Picture 26: Action example that sends Brands to Wair

Picture 27: Brands mapping functionality

It simply calls the implementation codeunit of your solution and sends all the brands to Wair using FullLoad.

Batch Processing

Starting batch processing involves calling the batch start endpoint, and upon completion, the batch stop endpoint is called. This mechanism informs the API that the batch is complete, ensuring that incomplete data sets are not processed. More information and examples can be found here: Batch stop and start process.

To use batch processing, simply call the BatchStart() procedure (which is managed by the 'Batch API Handler WRS' codeunit), followed by the desired handlers, and conclude with the BatchStop() procedure.

Picture 28: Batch process

Batch API documentation can be found here: POST /Batch/start.

Summary

For additional examples, the full Mapping App is available for reference (TODO: maybe reference to a public mapping app repo?).
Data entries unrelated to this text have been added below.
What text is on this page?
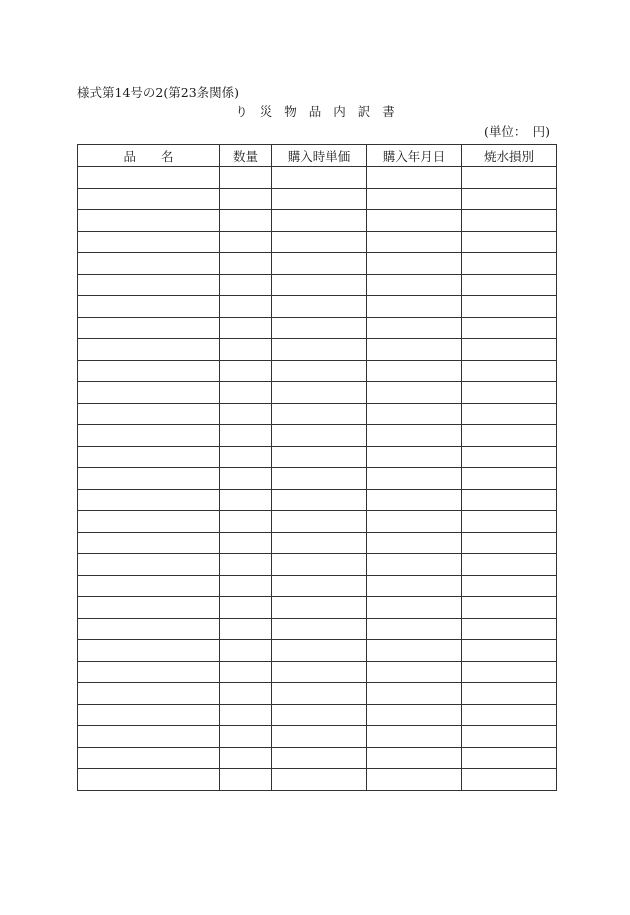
様式第14号の2(第23条関係)
り 災 物 品 内 訳 書
(単位：　円)
品　　名	数量	購入時単価	購入年月日	焼水損別
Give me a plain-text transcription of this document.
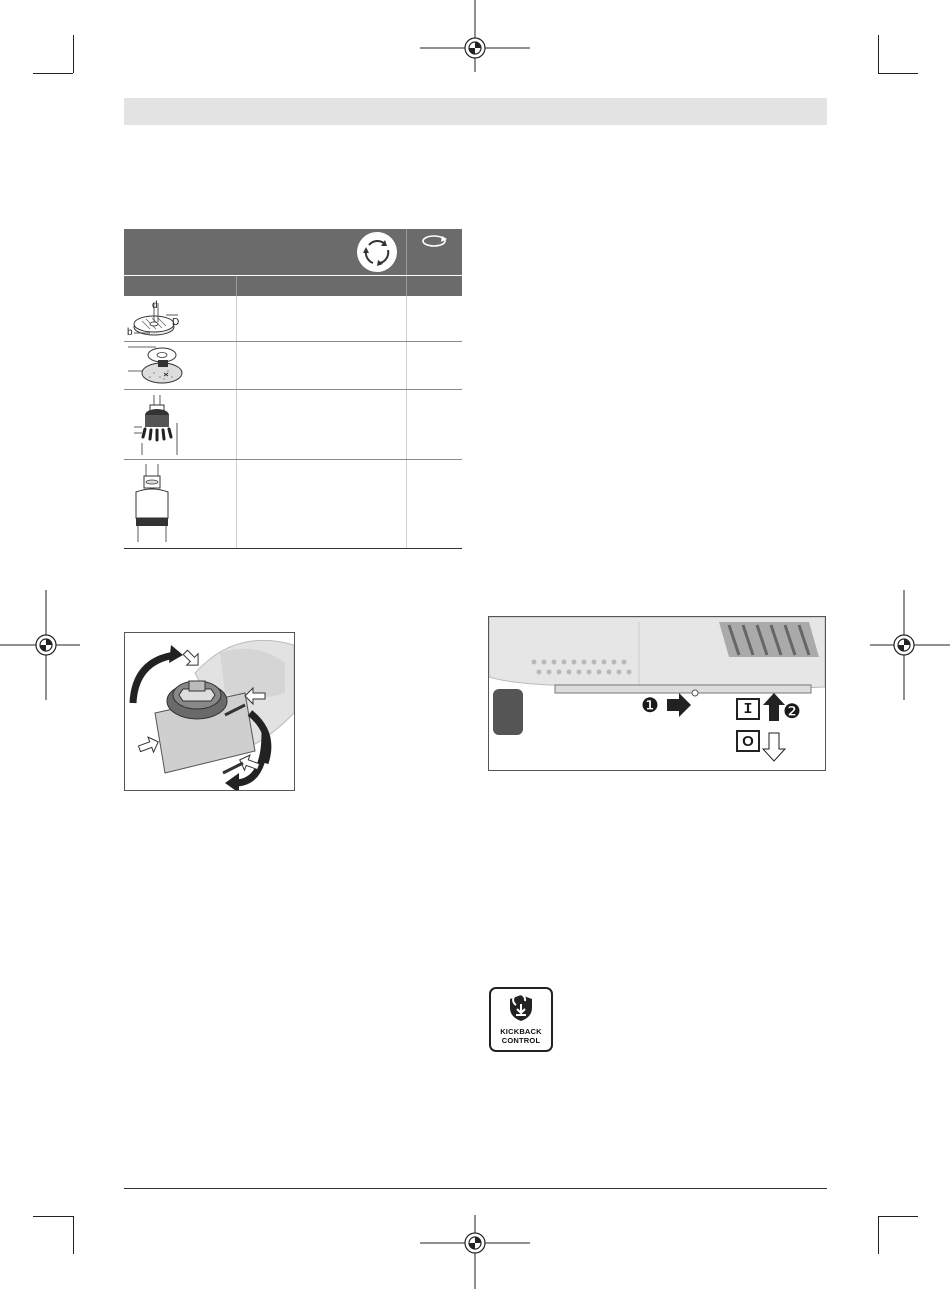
d
D
b
❶	❷
I
O
KICKBACK
CONTROL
However, the fundamental process of integrating a custom solution with the Wair Connector App can be summarized as follows:

  1. Populate the proxy table with the relevant data.

  2. Send the request using the appropriate API Handler.

  3. Insert deleted entries to synchronize with Wair.

  4. Integrate received recommendation data into the solution.

The Wair Connector App manages all other aspects, including the correct JSON structure, appropriate endpoint selection, logging mechanisms, etc. This streamlined process ensures that integration is both efficient and reliable, reducing the need for extensive custom development.